Section of Suicidology, Cuban Society of Psychiatry, Bayamo, Granma, Cuba
Received date: September 12, 2016; Accepted date: September 13, 2016; Published date: September 18, 2016
Citation: Perez S. Suicide Approach in Adolescents. Clin Psychiatry. 2016, 2:3. doi: 10.21767/2471-9854.100028
Copyright: © 2016 Perez S. This is an open-access article distributed under the terms of the Creative Commons Attribution License, which permits unrestricted use, distribution, and reproduction in any medium, provided the original author and source are credited.
Good care is out of the question when it is based on misleading foundations. When it comes to suicidal behavior in adolescents, it is necessary to get rid of some beliefs that have been denied by suicidal adolescents themselves, myths that hinder the prevention of this self-destructive behavior, the different types of suicidal communications hinted by them, and the nature of depression in this particular age group in order to make an early diagnosis and provide timely treatment.
It is also important to pay attention to bullying, a common form of violence in schools that is increasing in most countries and can lead to the suicide of the bullied victims or to real tragedies when, exceeded the limits of their tolerance, the victims decide to take revenge on those responsible for their suffering such as victimizers, accomplices or simply witnesses, by killing several classmates, schoolmates, teachers and anyone standing on their way, prior to committing suicide.
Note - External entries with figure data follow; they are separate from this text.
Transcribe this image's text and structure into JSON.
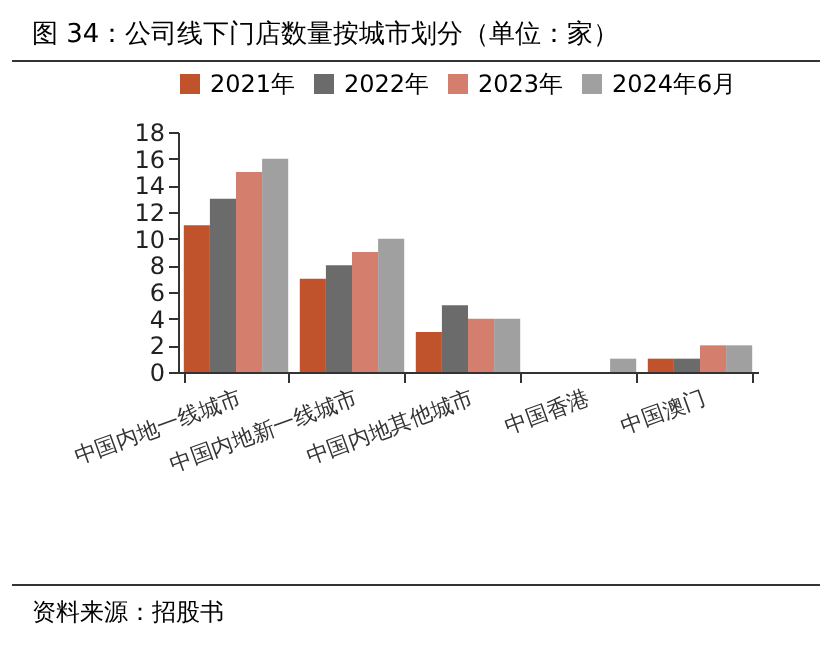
{
  "chart_data": {
    "type": "bar",
    "title": "图 34：公司线下门店数量按城市划分（单位：家）",
    "categories": [
      "中国内地一线城市",
      "中国内地新一线城市",
      "中国内地其他城市",
      "中国香港",
      "中国澳门"
    ],
    "series": [
      {
        "name": "2021年",
        "color": "#c0532b",
        "values": [
          11,
          7,
          3,
          0,
          1
        ]
      },
      {
        "name": "2022年",
        "color": "#6b6b6b",
        "values": [
          13,
          8,
          5,
          0,
          1
        ]
      },
      {
        "name": "2023年",
        "color": "#d47f6e",
        "values": [
          15,
          9,
          4,
          0,
          2
        ]
      },
      {
        "name": "2024年6月",
        "color": "#a0a0a0",
        "values": [
          16,
          10,
          4,
          1,
          2
        ]
      }
    ],
    "ylim": [
      0,
      18
    ],
    "yticks": [
      0,
      2,
      4,
      6,
      8,
      10,
      12,
      14,
      16,
      18
    ],
    "grid": false,
    "legend": "top",
    "annotations": [
      "资料来源：招股书"
    ]
  }
}
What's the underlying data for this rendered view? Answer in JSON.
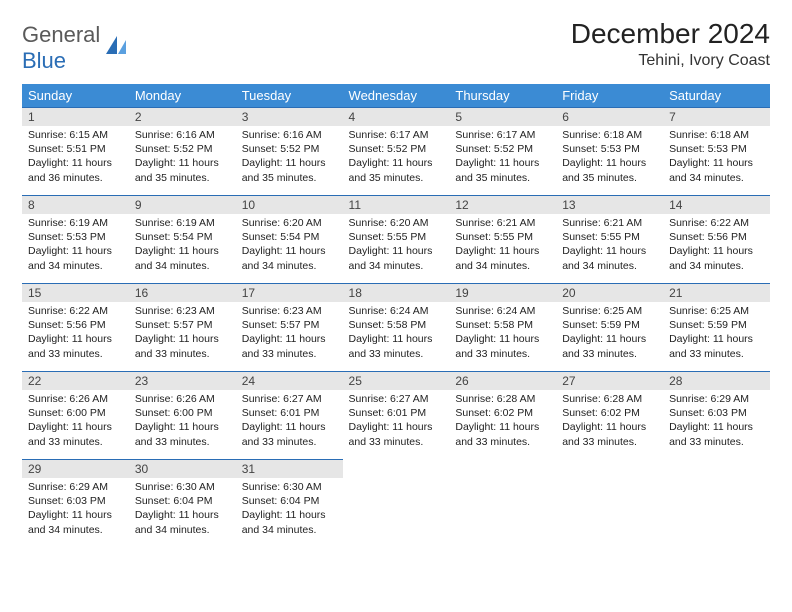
{
  "logo": {
    "text1": "General",
    "text2": "Blue"
  },
  "title": "December 2024",
  "location": "Tehini, Ivory Coast",
  "colors": {
    "header_bg": "#3b8bd4",
    "header_border": "#2a6db5",
    "daynum_bg": "#e6e6e6",
    "logo_gray": "#5a5a5a",
    "logo_blue": "#2a6db5"
  },
  "weekdays": [
    "Sunday",
    "Monday",
    "Tuesday",
    "Wednesday",
    "Thursday",
    "Friday",
    "Saturday"
  ],
  "days": [
    {
      "n": 1,
      "sr": "6:15 AM",
      "ss": "5:51 PM",
      "dl": "11 hours and 36 minutes."
    },
    {
      "n": 2,
      "sr": "6:16 AM",
      "ss": "5:52 PM",
      "dl": "11 hours and 35 minutes."
    },
    {
      "n": 3,
      "sr": "6:16 AM",
      "ss": "5:52 PM",
      "dl": "11 hours and 35 minutes."
    },
    {
      "n": 4,
      "sr": "6:17 AM",
      "ss": "5:52 PM",
      "dl": "11 hours and 35 minutes."
    },
    {
      "n": 5,
      "sr": "6:17 AM",
      "ss": "5:52 PM",
      "dl": "11 hours and 35 minutes."
    },
    {
      "n": 6,
      "sr": "6:18 AM",
      "ss": "5:53 PM",
      "dl": "11 hours and 35 minutes."
    },
    {
      "n": 7,
      "sr": "6:18 AM",
      "ss": "5:53 PM",
      "dl": "11 hours and 34 minutes."
    },
    {
      "n": 8,
      "sr": "6:19 AM",
      "ss": "5:53 PM",
      "dl": "11 hours and 34 minutes."
    },
    {
      "n": 9,
      "sr": "6:19 AM",
      "ss": "5:54 PM",
      "dl": "11 hours and 34 minutes."
    },
    {
      "n": 10,
      "sr": "6:20 AM",
      "ss": "5:54 PM",
      "dl": "11 hours and 34 minutes."
    },
    {
      "n": 11,
      "sr": "6:20 AM",
      "ss": "5:55 PM",
      "dl": "11 hours and 34 minutes."
    },
    {
      "n": 12,
      "sr": "6:21 AM",
      "ss": "5:55 PM",
      "dl": "11 hours and 34 minutes."
    },
    {
      "n": 13,
      "sr": "6:21 AM",
      "ss": "5:55 PM",
      "dl": "11 hours and 34 minutes."
    },
    {
      "n": 14,
      "sr": "6:22 AM",
      "ss": "5:56 PM",
      "dl": "11 hours and 34 minutes."
    },
    {
      "n": 15,
      "sr": "6:22 AM",
      "ss": "5:56 PM",
      "dl": "11 hours and 33 minutes."
    },
    {
      "n": 16,
      "sr": "6:23 AM",
      "ss": "5:57 PM",
      "dl": "11 hours and 33 minutes."
    },
    {
      "n": 17,
      "sr": "6:23 AM",
      "ss": "5:57 PM",
      "dl": "11 hours and 33 minutes."
    },
    {
      "n": 18,
      "sr": "6:24 AM",
      "ss": "5:58 PM",
      "dl": "11 hours and 33 minutes."
    },
    {
      "n": 19,
      "sr": "6:24 AM",
      "ss": "5:58 PM",
      "dl": "11 hours and 33 minutes."
    },
    {
      "n": 20,
      "sr": "6:25 AM",
      "ss": "5:59 PM",
      "dl": "11 hours and 33 minutes."
    },
    {
      "n": 21,
      "sr": "6:25 AM",
      "ss": "5:59 PM",
      "dl": "11 hours and 33 minutes."
    },
    {
      "n": 22,
      "sr": "6:26 AM",
      "ss": "6:00 PM",
      "dl": "11 hours and 33 minutes."
    },
    {
      "n": 23,
      "sr": "6:26 AM",
      "ss": "6:00 PM",
      "dl": "11 hours and 33 minutes."
    },
    {
      "n": 24,
      "sr": "6:27 AM",
      "ss": "6:01 PM",
      "dl": "11 hours and 33 minutes."
    },
    {
      "n": 25,
      "sr": "6:27 AM",
      "ss": "6:01 PM",
      "dl": "11 hours and 33 minutes."
    },
    {
      "n": 26,
      "sr": "6:28 AM",
      "ss": "6:02 PM",
      "dl": "11 hours and 33 minutes."
    },
    {
      "n": 27,
      "sr": "6:28 AM",
      "ss": "6:02 PM",
      "dl": "11 hours and 33 minutes."
    },
    {
      "n": 28,
      "sr": "6:29 AM",
      "ss": "6:03 PM",
      "dl": "11 hours and 33 minutes."
    },
    {
      "n": 29,
      "sr": "6:29 AM",
      "ss": "6:03 PM",
      "dl": "11 hours and 34 minutes."
    },
    {
      "n": 30,
      "sr": "6:30 AM",
      "ss": "6:04 PM",
      "dl": "11 hours and 34 minutes."
    },
    {
      "n": 31,
      "sr": "6:30 AM",
      "ss": "6:04 PM",
      "dl": "11 hours and 34 minutes."
    }
  ],
  "labels": {
    "sunrise": "Sunrise: ",
    "sunset": "Sunset: ",
    "daylight": "Daylight: "
  },
  "start_weekday": 0
}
The correct way to manage a suicidal crisis in adolescents should begin with an adequate detection and evaluation of the suicide risk, taking into account some principles which, if violated, may interfere with the achievement of the main goal of any suicide prevention action: to keep the adolescent alive.
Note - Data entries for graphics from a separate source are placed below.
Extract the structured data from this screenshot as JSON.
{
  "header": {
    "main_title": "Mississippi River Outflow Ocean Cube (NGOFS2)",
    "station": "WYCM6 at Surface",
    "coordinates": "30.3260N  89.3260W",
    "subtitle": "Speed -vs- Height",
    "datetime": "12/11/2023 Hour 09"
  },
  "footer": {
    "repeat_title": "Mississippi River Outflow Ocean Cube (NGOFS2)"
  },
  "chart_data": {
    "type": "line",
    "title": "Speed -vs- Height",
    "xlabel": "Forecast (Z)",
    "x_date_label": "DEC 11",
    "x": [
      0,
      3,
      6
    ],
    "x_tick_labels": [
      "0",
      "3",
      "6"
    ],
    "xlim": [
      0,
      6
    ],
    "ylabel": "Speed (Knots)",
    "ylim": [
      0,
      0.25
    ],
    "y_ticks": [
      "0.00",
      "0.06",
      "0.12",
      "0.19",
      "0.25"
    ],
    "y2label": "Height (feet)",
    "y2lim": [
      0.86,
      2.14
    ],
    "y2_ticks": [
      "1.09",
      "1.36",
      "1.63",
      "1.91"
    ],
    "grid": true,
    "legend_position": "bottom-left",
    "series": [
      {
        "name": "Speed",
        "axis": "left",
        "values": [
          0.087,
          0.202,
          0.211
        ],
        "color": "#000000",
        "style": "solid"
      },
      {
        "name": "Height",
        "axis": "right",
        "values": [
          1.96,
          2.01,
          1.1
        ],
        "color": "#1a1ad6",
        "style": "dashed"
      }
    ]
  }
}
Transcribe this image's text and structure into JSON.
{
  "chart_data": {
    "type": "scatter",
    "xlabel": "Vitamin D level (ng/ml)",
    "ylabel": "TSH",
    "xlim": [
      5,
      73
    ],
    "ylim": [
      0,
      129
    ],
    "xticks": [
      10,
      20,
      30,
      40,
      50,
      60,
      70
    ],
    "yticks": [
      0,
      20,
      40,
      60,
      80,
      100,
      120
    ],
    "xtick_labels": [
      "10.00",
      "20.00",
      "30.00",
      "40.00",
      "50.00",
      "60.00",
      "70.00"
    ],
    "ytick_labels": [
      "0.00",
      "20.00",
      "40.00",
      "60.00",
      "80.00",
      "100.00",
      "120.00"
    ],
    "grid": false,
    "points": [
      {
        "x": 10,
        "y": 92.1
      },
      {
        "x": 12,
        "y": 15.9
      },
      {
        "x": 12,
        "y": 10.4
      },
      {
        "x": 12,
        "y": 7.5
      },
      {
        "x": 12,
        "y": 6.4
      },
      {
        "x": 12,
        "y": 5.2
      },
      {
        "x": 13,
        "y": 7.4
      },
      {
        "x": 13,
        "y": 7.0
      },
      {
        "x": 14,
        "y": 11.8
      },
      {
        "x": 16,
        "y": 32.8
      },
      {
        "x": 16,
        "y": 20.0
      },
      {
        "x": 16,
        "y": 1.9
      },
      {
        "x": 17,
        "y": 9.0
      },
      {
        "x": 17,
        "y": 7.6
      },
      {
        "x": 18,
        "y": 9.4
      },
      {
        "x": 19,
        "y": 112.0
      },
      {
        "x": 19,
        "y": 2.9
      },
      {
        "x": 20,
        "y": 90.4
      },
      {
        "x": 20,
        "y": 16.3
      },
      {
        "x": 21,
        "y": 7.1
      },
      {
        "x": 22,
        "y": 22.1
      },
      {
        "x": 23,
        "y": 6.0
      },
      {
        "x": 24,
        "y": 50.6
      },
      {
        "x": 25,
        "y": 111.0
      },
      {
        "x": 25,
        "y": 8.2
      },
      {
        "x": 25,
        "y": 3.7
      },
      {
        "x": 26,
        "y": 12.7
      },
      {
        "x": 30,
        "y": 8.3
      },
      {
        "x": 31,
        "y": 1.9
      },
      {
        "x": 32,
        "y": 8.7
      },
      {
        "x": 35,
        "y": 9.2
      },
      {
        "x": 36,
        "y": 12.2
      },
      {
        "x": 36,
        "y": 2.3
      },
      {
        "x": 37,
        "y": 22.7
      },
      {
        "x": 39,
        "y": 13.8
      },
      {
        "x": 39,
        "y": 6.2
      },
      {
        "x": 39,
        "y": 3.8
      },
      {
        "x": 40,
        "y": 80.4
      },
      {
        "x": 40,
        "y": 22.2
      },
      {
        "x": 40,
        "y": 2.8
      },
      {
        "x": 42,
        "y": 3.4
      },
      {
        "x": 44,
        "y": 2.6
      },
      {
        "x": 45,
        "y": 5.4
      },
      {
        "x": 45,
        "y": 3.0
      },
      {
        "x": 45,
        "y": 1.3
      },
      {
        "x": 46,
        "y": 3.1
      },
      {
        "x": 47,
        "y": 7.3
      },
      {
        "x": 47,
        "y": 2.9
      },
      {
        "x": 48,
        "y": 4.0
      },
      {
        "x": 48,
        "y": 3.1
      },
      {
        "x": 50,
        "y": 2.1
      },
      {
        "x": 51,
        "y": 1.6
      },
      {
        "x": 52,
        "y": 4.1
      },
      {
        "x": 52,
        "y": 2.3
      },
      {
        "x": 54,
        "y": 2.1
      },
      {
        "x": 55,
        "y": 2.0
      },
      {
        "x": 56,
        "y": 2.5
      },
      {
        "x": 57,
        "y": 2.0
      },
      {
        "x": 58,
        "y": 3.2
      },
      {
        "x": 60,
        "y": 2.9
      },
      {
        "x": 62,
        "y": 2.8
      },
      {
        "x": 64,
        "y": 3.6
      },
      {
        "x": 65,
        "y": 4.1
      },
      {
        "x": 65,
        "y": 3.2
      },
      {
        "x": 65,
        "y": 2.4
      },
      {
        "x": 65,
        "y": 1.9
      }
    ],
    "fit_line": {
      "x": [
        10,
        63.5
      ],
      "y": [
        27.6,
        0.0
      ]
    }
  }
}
The suicide prevention chain in adolescents starts with the adolescents themselves and their capacity to provide self-help, but it also involves the family, friends, teachers, significant others such as a priest or pastor, pediatricians, family doctors, psychologists, and juvenile psychiatrists. All these chain links are important because suicide prevention is a task for those who are capable of detecting any manifestation of suicidal communication and know what to do to keep the suicidal adolescent alive until specialized care is provided.
Complicating even more an already complicated problem— and suicide is a complicated problem—is an easy task anyone can do. Simplifying a complex problem such as suicide, however, requires some knowledge on the matter.